I look backward more than I should. I’m trying to break the habit. After Joe’s body was wheeled off the unit under a fresh white sheet, I took the other night nurses at their word when they told me that there was nothing I could have done differently. Joe had been dealt a bad hand well before I met him. 

“Time bomb,” Maura said, rubbing her hand between my shoulders. “Plain and simple.”

Nina called Joe’s parents to break the news, and I was glad I didn’t have to face them myself. Joe would have been a wildly different person to them, if not a long series of different people, stacked one on top of the other, like a flipbook—a vulnerable baby transforming into a vulnerable man, then back again, over and over. I imagined them praying, as everyone down here seems to pray, for miracles, hoping that the span of their son’s life wouldn’t end up fitting cleanly inside their own. 

At 7 a.m. I handed Mrs. Wood and Mrs. Vine back over to Megan. She couldn’t believe what happened. Joe had been on the upswing just twelve hours earlier. He’d never coded before.

“Folks surprise you,” I said.

“Shit,” Megan said. “I guess.” 

Activity was picking up on the first floor as it tends to at that hour, a steady stream of patients and employees trickling through the building’s various entrances. On my way out, a woman stopped me for help in front of a map on the wall. “Excuse me, doctor,” she said. “Which way to dermatology?” A sullen teenager stood next to her, looking at me through thick glasses, up from the painful, larval depths of puberty. There was acne spread across his cheeks, peach-fuzz growing under his nose, and an extra fold of fat slung around his neck. I pointed them in the right direction.
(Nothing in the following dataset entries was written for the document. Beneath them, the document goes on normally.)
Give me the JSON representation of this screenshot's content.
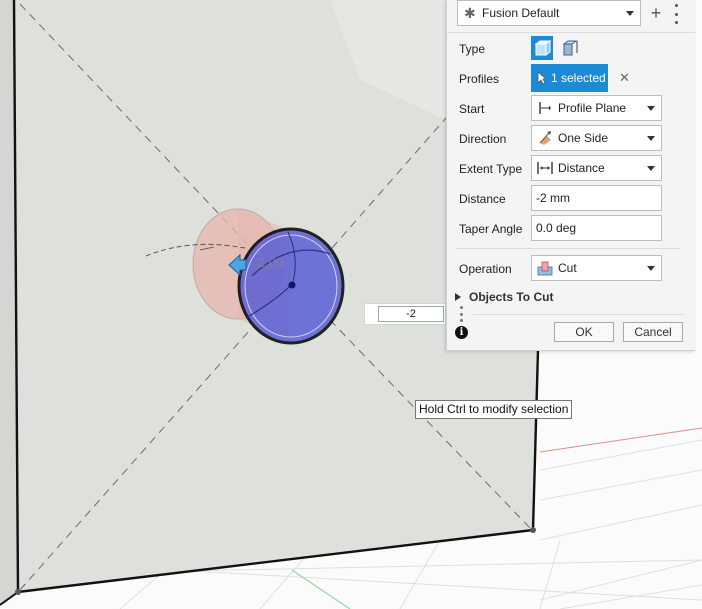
{
  "viewport": {
    "dimension_label": "2.00",
    "dimension_input_value": "-2",
    "tooltip": "Hold Ctrl to modify selection"
  },
  "panel": {
    "preset": {
      "value": "Fusion Default",
      "icon": "star-icon"
    },
    "add_icon": "plus-icon",
    "more_icon": "kebab-icon",
    "fields": {
      "type": {
        "label": "Type"
      },
      "profiles": {
        "label": "Profiles",
        "value": "1 selected"
      },
      "start": {
        "label": "Start",
        "value": "Profile Plane"
      },
      "direction": {
        "label": "Direction",
        "value": "One Side"
      },
      "extent_type": {
        "label": "Extent Type",
        "value": "Distance"
      },
      "distance": {
        "label": "Distance",
        "value": "-2 mm"
      },
      "taper_angle": {
        "label": "Taper Angle",
        "value": "0.0 deg"
      },
      "operation": {
        "label": "Operation",
        "value": "Cut"
      }
    },
    "objects_to_cut": "Objects To Cut",
    "ok_label": "OK",
    "cancel_label": "Cancel",
    "info_icon": "i"
  },
  "colors": {
    "accent": "#1b8bd8",
    "profile_fill": "#5a5fd6",
    "cut_preview": "#e8b6ad",
    "body_face": "#dcdfda",
    "grid_red": "#e08a8a",
    "grid_green": "#7ad38a"
  }
}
Before driving home, sometimes I take the elevator to the roof of the parking garage, where there’s a decent view of a brand-new surgical center being built just up the road. Police officers guide traffic around it while construction workers fit its external panels into place. I’ve been following their progress with interest, this pack of men whose jobs are woven into their uniforms, organizing the world with their whistles and cranes.
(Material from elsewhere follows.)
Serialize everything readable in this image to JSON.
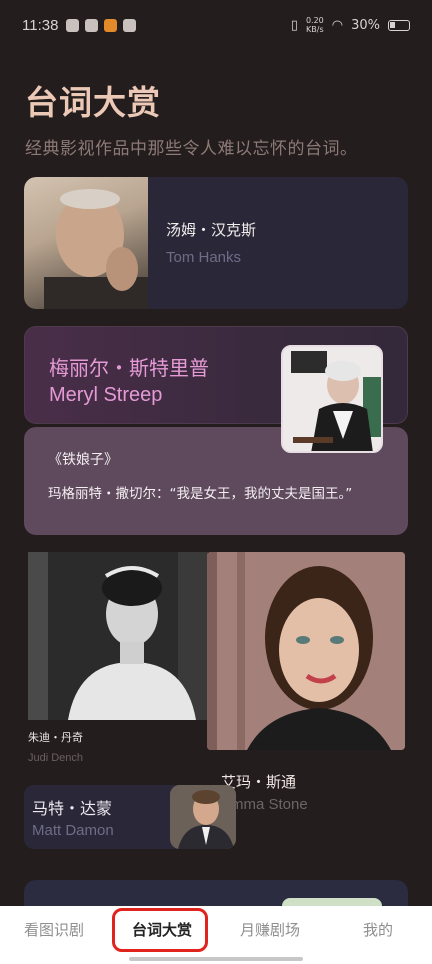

The best part of the night shift is at its end. I’ll be back there soon enough, eager again to be kind and useful. But for now, on this bright morning, in this friendly town where I don’t know anyone, I ease into my car, into my earned fatigue, into the sprawling freedom of the day. There’s a soreness to my arms that feels familiar and satisfying. I lower my window and rest my elbow on the frame. Disease and deformity, weakness and error recede in the rear-view. I permit myself the monstrous pleasure of not caring. I cast care off like a yoke.